Star Wars evolves, even when you're getting back to basics.
The Dark Crystal
* * * (out of four)
Seen 18 May 2019 in Somerville Theatre #1 (70mm and Widescreen Festival, 70mm)
My fondness for this one fluctuates as I see it; it is, on the one hand, a bold and remarkable achievement, a pure fantasy that somehow got financed and into theaters despite being utterly unlike anything audiences have seen before except maybe the works of Jan Svankmajer, and that's not exactly mainstream itself. On the other, there is a Muppet-y chaos underneath the grandiosity, the sense of humor maybe undercutting Jim Henson's ideas for an epic story. It doesn't quite work when it can't blow the viewer's mind, although it's still admirable.
Digging through the blog, I'm mildly amused to note that the first time I blogged seeing it, in 2005, I mention a sequel that the Henson family is working on, and that project is just emerging now, a limited-series prequel that will be on Netflix at the end of August. I find myself wondering if the lore is really sturdy enough to support that sort of expansion - or if it can be done without dragging the tone away from Henson's anarchy.
Avengers: Endgame
* * * ¾ (out of four)
Seen 30 April 2019 in AMC Boston Common #8 (first-run, RealD 3D DCP)
Seen 19 May 2019 in AMC Assembly Row #1 (first-run, Imax digital)
A second time through, this time in IMAX rather than 3D, confirms that this is maybe not perfect or hefty, but it is tremendously satisfying. The filmmakers have two jobs here - the biggest superhero action movie ever made and a satisfying conclusion to teen years of build-up - and somehow they pull both off and make each half complement the other.
I love the way they built this thing, using a time-travel plot so that everything is a reminder of (and revisit to) all of the ways that the audience has enjoyed the previous movies.

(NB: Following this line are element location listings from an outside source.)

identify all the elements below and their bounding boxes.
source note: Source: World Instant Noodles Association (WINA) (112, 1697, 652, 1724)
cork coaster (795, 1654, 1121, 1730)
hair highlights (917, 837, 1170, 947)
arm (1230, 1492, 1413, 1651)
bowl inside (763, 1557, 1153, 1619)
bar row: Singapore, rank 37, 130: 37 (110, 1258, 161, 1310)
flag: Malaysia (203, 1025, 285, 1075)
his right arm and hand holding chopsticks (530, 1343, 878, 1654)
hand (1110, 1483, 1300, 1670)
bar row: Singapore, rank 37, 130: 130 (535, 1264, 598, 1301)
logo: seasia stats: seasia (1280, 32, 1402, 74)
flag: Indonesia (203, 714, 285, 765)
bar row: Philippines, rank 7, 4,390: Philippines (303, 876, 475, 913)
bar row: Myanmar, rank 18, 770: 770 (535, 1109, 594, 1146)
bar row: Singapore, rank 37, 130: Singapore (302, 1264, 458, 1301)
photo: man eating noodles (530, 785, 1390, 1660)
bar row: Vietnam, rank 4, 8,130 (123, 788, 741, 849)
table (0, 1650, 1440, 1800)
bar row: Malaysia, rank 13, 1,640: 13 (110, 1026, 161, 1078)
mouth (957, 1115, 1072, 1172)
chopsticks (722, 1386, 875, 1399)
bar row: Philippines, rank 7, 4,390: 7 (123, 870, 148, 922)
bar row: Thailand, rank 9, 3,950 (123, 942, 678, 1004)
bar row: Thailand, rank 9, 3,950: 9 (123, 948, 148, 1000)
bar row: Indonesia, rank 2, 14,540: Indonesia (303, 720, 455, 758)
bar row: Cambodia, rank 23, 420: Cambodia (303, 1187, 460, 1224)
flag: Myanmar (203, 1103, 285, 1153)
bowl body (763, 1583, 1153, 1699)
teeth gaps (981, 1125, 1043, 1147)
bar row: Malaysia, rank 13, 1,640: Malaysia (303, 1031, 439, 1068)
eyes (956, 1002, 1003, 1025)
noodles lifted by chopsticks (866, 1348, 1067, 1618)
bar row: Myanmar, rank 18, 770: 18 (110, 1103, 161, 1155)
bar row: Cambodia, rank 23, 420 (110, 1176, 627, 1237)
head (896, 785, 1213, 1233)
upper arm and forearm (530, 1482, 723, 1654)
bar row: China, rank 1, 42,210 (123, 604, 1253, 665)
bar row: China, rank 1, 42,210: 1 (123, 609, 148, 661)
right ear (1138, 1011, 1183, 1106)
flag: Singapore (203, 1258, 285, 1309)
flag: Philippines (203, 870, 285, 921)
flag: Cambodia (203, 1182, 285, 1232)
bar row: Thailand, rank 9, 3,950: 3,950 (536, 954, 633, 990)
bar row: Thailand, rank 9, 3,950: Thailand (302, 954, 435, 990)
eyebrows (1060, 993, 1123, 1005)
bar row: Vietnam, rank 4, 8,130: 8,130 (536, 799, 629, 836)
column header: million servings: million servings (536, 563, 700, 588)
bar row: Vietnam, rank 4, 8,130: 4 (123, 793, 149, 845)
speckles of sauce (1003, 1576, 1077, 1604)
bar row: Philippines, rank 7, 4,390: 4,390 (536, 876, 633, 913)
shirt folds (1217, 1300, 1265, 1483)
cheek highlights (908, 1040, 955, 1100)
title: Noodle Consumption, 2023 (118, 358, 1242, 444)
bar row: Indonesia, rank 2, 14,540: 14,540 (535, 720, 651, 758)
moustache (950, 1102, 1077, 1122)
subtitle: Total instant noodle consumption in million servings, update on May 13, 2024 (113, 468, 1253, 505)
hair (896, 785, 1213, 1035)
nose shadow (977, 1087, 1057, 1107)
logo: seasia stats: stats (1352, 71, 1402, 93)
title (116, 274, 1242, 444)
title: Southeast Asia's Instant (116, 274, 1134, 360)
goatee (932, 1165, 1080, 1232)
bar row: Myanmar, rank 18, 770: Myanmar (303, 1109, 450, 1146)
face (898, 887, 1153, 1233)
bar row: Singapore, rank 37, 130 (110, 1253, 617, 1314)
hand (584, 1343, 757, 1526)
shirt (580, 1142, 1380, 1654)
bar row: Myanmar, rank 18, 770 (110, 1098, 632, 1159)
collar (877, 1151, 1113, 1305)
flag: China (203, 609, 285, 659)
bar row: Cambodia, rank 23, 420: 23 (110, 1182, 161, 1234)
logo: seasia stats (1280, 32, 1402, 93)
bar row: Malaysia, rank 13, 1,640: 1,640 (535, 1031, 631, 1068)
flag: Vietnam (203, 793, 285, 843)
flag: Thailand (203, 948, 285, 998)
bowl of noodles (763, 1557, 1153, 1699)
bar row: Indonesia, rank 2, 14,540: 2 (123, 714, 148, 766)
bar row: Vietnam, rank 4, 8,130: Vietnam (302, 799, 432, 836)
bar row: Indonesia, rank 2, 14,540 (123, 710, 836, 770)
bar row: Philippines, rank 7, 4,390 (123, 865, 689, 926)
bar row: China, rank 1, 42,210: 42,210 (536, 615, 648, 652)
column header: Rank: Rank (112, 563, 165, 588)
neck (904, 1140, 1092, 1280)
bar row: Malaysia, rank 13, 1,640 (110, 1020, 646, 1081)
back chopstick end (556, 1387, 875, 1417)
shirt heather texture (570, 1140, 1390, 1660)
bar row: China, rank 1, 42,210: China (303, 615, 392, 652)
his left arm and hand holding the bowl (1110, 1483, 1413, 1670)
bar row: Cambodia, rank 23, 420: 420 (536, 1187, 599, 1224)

It mixes up the pure fun and the grace notes so that the movie never feels empty or cloying, and serves up little surprises that make the audience smile stupidly. All of what the audience has seen before matters, but it's not just homework, and the combined retconning/demolition is awfully clever (and in many cases, the sort of thing you can only do when you know you won't have to deal with the fallout). It's also weirdly reassuring that a bunch of people who didn't have to come back did. They apparently like this stuff too, and weren't just collecting a paycheck.
The execution is good; the action isn't exactly what we got in John Wick 3 a few days ago (little is), but as "enough special effects to fill an IMAX screen" goes, it's solid even from the second row, and the cast all has these guys down pat to the point where the ones that aren't returning will be genuinely missed. But like their characters, they've given a lot over the past decade, and now, as with any big comic book event, it's time to see what the new faces and new arrangements can bring.